Copper moved in range of $6615-7025 last month. U.S. consumer sentiment rose in June as consumers remained optimistic the sluggish first quarter was due to difficult winter conditions. Euro zone economic sentiment fell unexpectedly in June on fears that fighting in Iraq would push up oil prices and that any escalation of the Ukraine crisis could drag on euro zone growth. On domestic bourses weaker local currency capped the downside to some extent.
Supply short fall and encouraging data from US and China will continue to assist the prices in the month of July 2014. The HSBC/Markit Flash China Manufacturing Purchasing Managers' Index rose more than expected to 50.8 in June from May's final reading of 49.4. Copper in LME is set for the biggest quarterly rise since September as stockpiles fell and amid bets that the U.S. economy will rebound from a first quarter contraction. Inventories monitored by the main exchanges in London, Shanghai and New York have plunged to the lowest since 2008. Copper seasonal demand is expected to wane going into the third quarter, though the shortage in supply is expected to keep a flor under prices.
Copper edged further off 4-month peaks today as investors took profit and stocks rose for a second day running, though lingering supply concerns put a strong floor under prices. London Metal Exchange data showed stocks rose by 2,850 tonnes - a second straight day of gains - though overall, stocks remain near their lowest levels in six years, supporting prices.

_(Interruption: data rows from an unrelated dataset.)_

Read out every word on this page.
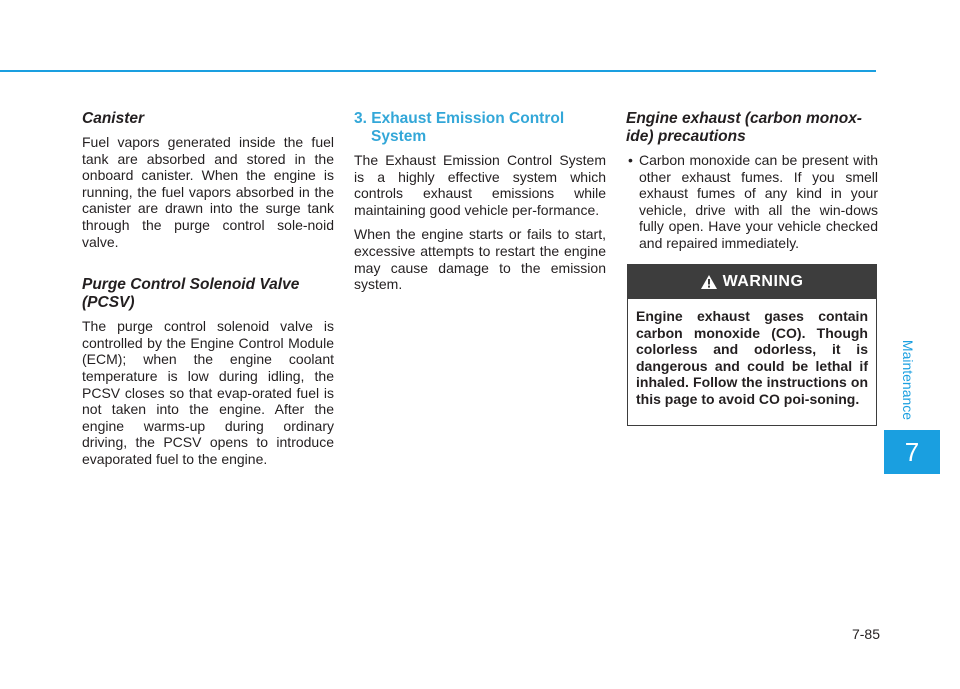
Canister

Fuel vapors generated inside the fuel tank are absorbed and stored in the onboard canister. When the engine is running, the fuel vapors absorbed in the canister are drawn into the surge tank through the purge control sole-noid valve.

Purge Control Solenoid Valve (PCSV)

The purge control solenoid valve is controlled by the Engine Control Module (ECM); when the engine coolant temperature is low during idling, the PCSV closes so that evap-orated fuel is not taken into the engine. After the engine warms-up during ordinary driving, the PCSV opens to introduce evaporated fuel to the engine.

3. Exhaust Emission Control System

The Exhaust Emission Control System is a highly effective system which controls exhaust emissions while maintaining good vehicle per-formance.

When the engine starts or fails to start, excessive attempts to restart the engine may cause damage to the emission system.

Engine exhaust (carbon monox-ide) precautions
• Carbon monoxide can be present with other exhaust fumes. If you smell exhaust fumes of any kind in your vehicle, drive with all the win-dows fully open. Have your vehicle checked and repaired immediately.
WARNING
Engine exhaust gases contain carbon monoxide (CO). Though colorless and odorless, it is dangerous and could be lethal if inhaled. Follow the instructions on this page to avoid CO poi-soning.	Maintenance
7
7-85
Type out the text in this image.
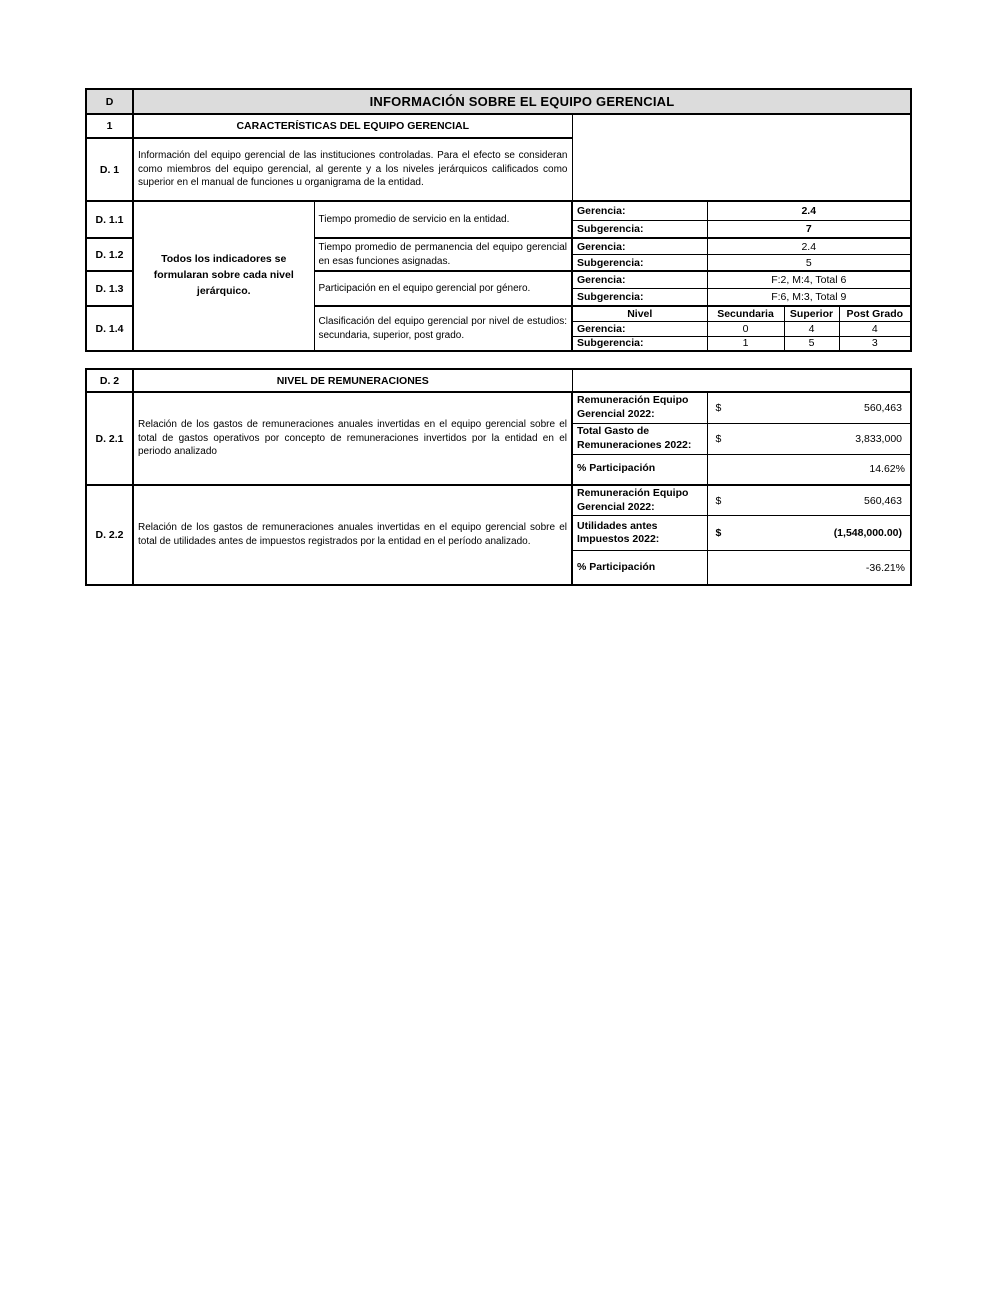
D	INFORMACIÓN SOBRE EL EQUIPO GERENCIAL					
1	CARACTERÍSTICAS DEL EQUIPO GERENCIAL					
D. 1	Información del equipo gerencial de las instituciones controladas. Para el efecto se consideran como miembros del equipo gerencial, al gerente y a los niveles jerárquicos calificados como superior en el manual de funciones u organigrama de la entidad.					
D. 1.1	Todos los indicadores se formularan sobre cada nivel jerárquico.	Tiempo promedio de servicio en la entidad.	Gerencia:	2.4		
			Subgerencia:	7		
D. 1.2		Tiempo promedio de permanencia del equipo gerencial en esas funciones asignadas.	Gerencia:	2.4		
			Subgerencia:	5		
D. 1.3		Participación en el equipo gerencial por género.	Gerencia:	F:2, M:4, Total 6		
			Subgerencia:	F:6, M:3, Total 9		
D. 1.4		Clasificación del equipo gerencial por nivel de estudios: secundaria, superior, post grado.	Nivel	Secundaria	Superior	Post Grado
			Gerencia:	0	4	4
			Subgerencia:	1	5	3
D. 2	NIVEL DE REMUNERACIONES		
D. 2.1	Relación de los gastos de remuneraciones anuales invertidas en el equipo gerencial sobre el total de gastos operativos por concepto de remuneraciones invertidos por la entidad en el periodo analizado	Remuneración Equipo Gerencial 2022:	$ 560,463

		Total Gasto de Remuneraciones 2022:	$ 3,833,000

		% Participación	14.62%
D. 2.2	Relación de los gastos de remuneraciones anuales invertidas en el equipo gerencial sobre el total de utilidades antes de impuestos registrados por la entidad en el período analizado.	Remuneración Equipo Gerencial 2022:	$ 560,463

		Utilidades antes Impuestos 2022:	$ (1,548,000.00)

		% Participación	-36.21%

Three-month copper on the London Metal Exchange was last bid at $7,115 a tonne in official midday rings, down 0.49 percent. Copper closed down on Friday but still posted its biggest weekly rise in more than nine months, after touching a four-month peak earlier in the session.
Investors are waiting to see if record share prices will be justified by quarterly earnings reports and forecasts in the United States and elsewhere, with aluminium producer Alcoa kicking off the U.S. earnings season on Tuesday.
On the demand side, global economic activity should strengthen in the second half of the year and accelerate in 2015, although momentum could be weaker than expected, International Monetary Fund chief Christine Lagarde said on Sunday, hinting at a slight cut in the IMF's growth forecasts.
China's economic growth quickened in the second quarter from the previous three months, but further modest government support measures will still be needed, Premier Li Keqiang said on Monday.